GH-33760: [R][C++] Handle nested field refs in scanner #33770

nealrichardson · 2023-01-18T21:39:26Z

Rationale for this change

Followup to https://github.com/apache/arrow/pull/19706/files#r1073391100 with the goal of deleting and simplifying some code. As it turned out, it was more about moving code from the R bindings to the C++ library.

Are there any user-facing changes?

Not for R users, but this fixes a bug in the dataset C++ library where nested field refs could not be handled by the scanner.

Closes: [R] Push projection expressions into ScanNode #33760

github-actions · 2023-01-18T21:39:48Z

Closes: [R] Push projection expressions into ScanNode #33760

github-actions · 2023-01-18T21:39:50Z

⚠️ GitHub issue #33760 has been automatically assigned in GitHub to PR creator.

nealrichardson · 2023-01-19T17:43:14Z

cpp/src/arrow/dataset/scanner.cc

    const std::shared_ptr<Schema>& dataset_schema) {
  // process resultant dataset_schema after projection
  FieldVector project_fields;
+  std::set<std::string> field_names;


I used a set here because my R test failed because it was generating duplicated fields in the schema--the projection expression included the nested field in two different places. Maybe ->arguments does deduplication so this wasn't a problem with non-nested refs. But IDK if this is the right choice, if someone cares about order that gets lost, or if there's a better way. What do you think @westonpace ? (I didn't run the C++ tests yet so maybe there are order-dependent tests that fail.)

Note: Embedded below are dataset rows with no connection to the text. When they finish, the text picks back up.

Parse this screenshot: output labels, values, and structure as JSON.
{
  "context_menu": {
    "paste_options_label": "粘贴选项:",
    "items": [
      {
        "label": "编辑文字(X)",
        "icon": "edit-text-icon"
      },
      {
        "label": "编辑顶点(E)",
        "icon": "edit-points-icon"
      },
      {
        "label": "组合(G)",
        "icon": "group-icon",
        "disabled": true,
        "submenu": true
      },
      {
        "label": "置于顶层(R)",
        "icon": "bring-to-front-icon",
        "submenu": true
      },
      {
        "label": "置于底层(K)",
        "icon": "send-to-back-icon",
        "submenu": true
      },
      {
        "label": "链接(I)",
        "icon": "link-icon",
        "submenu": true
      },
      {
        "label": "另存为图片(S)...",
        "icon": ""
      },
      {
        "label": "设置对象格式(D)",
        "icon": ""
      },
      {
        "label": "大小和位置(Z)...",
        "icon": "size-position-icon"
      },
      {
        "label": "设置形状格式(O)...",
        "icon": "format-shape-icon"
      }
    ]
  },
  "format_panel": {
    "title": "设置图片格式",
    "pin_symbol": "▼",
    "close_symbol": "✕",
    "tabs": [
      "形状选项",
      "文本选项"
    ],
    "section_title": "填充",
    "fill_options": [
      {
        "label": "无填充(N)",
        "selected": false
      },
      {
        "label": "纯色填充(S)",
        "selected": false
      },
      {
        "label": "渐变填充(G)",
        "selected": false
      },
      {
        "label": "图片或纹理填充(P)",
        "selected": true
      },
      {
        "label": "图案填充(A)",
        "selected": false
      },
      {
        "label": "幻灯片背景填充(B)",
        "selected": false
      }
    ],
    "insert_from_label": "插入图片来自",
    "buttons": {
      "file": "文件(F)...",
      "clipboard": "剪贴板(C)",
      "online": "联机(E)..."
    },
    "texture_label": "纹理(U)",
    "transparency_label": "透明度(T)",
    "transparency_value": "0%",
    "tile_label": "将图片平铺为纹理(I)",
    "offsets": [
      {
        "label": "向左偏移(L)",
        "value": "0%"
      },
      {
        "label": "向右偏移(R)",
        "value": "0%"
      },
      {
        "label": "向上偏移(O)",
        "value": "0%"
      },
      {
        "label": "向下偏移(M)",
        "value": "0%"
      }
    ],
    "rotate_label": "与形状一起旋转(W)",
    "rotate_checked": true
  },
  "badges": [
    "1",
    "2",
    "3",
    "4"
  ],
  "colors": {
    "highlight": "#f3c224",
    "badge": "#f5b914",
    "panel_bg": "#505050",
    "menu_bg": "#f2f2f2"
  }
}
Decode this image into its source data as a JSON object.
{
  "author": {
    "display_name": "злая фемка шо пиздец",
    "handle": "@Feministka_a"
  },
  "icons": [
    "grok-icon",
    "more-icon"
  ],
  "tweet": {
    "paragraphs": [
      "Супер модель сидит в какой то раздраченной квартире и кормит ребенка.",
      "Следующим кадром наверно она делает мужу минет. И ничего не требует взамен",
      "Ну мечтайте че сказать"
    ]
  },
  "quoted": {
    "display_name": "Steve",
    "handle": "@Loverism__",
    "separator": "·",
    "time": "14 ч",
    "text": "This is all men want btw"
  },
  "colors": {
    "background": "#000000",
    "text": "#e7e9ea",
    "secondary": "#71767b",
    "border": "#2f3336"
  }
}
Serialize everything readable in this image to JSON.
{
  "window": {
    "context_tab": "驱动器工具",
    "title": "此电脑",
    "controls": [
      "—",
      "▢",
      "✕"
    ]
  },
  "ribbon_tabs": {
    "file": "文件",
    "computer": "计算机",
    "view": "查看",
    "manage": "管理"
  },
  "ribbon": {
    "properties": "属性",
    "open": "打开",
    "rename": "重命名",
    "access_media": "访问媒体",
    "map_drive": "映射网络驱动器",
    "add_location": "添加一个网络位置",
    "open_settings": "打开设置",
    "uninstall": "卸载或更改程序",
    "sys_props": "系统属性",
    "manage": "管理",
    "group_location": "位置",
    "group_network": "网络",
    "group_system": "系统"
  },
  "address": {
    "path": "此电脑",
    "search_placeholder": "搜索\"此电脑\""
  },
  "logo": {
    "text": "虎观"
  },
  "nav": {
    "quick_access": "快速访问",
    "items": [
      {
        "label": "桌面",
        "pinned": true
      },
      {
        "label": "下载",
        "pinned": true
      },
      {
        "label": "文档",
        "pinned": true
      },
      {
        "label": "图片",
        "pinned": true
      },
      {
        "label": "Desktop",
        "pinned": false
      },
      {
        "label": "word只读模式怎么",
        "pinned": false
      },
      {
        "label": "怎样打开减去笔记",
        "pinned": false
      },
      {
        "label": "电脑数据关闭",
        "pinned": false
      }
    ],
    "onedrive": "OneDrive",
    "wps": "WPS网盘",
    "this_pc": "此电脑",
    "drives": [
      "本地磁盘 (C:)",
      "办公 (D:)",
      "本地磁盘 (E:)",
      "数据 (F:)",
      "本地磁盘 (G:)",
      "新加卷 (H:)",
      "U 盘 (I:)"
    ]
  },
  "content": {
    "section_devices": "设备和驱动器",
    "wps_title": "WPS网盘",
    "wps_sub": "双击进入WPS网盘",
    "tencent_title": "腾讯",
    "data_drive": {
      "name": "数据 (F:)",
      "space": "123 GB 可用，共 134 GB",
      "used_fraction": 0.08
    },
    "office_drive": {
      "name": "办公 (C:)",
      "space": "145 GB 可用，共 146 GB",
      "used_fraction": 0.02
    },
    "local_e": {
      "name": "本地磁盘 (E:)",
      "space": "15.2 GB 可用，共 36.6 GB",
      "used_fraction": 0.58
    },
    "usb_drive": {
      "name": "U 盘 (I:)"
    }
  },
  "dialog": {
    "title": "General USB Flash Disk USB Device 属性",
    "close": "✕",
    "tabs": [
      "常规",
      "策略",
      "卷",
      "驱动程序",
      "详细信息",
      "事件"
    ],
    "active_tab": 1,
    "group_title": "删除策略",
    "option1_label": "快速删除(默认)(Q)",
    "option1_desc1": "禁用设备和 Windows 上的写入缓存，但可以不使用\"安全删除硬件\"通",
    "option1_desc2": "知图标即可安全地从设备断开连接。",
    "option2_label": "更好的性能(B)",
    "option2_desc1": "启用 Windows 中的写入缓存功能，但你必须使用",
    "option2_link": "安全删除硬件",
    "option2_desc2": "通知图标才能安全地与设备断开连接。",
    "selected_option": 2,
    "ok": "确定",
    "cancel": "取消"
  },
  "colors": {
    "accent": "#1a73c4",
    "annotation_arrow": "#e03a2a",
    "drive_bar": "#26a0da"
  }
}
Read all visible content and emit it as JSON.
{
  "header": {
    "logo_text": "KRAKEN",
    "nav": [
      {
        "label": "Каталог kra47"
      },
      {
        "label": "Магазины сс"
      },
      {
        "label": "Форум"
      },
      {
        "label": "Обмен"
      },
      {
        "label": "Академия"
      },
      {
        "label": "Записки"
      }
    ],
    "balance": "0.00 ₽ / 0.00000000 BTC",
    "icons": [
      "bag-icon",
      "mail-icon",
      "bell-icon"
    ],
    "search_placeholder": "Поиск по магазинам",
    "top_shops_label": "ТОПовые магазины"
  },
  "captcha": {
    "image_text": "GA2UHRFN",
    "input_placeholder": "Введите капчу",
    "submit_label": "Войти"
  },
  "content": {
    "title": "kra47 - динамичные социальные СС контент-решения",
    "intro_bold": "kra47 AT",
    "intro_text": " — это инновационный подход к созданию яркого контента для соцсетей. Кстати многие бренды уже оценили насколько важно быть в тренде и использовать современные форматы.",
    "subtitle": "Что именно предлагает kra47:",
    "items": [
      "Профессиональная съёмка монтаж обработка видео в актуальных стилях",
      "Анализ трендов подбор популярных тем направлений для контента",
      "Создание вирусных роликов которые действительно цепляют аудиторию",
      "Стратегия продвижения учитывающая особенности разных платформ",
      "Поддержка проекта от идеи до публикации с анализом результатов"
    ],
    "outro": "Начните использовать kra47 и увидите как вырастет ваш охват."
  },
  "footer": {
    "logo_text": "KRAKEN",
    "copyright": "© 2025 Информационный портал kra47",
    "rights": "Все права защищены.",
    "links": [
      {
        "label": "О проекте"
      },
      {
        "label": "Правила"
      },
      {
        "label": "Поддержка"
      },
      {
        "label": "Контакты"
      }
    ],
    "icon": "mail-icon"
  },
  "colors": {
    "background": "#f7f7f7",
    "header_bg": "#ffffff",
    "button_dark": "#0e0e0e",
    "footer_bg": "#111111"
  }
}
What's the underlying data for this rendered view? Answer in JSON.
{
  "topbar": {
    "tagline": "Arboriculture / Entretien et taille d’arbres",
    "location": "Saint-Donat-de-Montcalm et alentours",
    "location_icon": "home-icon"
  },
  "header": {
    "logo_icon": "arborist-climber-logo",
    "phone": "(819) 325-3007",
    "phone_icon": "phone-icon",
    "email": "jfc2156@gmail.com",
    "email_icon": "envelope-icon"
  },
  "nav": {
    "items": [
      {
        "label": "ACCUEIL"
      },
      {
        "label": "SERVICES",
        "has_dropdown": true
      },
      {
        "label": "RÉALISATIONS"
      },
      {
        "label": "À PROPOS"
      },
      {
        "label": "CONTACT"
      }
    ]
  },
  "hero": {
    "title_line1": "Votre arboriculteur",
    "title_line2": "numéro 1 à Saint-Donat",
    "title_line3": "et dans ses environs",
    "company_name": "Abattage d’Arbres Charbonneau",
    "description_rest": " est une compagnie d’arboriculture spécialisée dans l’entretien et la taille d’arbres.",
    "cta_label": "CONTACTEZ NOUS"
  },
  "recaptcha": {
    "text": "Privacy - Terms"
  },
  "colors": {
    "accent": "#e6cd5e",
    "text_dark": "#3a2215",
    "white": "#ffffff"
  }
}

Also, this function seems like a natural place to use FieldsInExpression (from expression.cc)--is there a reason it wasn't used here? It wouldn't solve the duplication issue because you could still have two nested field refs pointing to different fields within the same top-level struct, but it would let you assume that everything you're iterating over is a FieldRef.

if someone cares about order that gets lost, or if there's a better way.

We very much care about order here :). Fortunately, std::set is an ordered set so the order should not be lost.

paleolimbot

I can't speak to the C++ change; however, the R and R/C++ changes look good to me. Thank you!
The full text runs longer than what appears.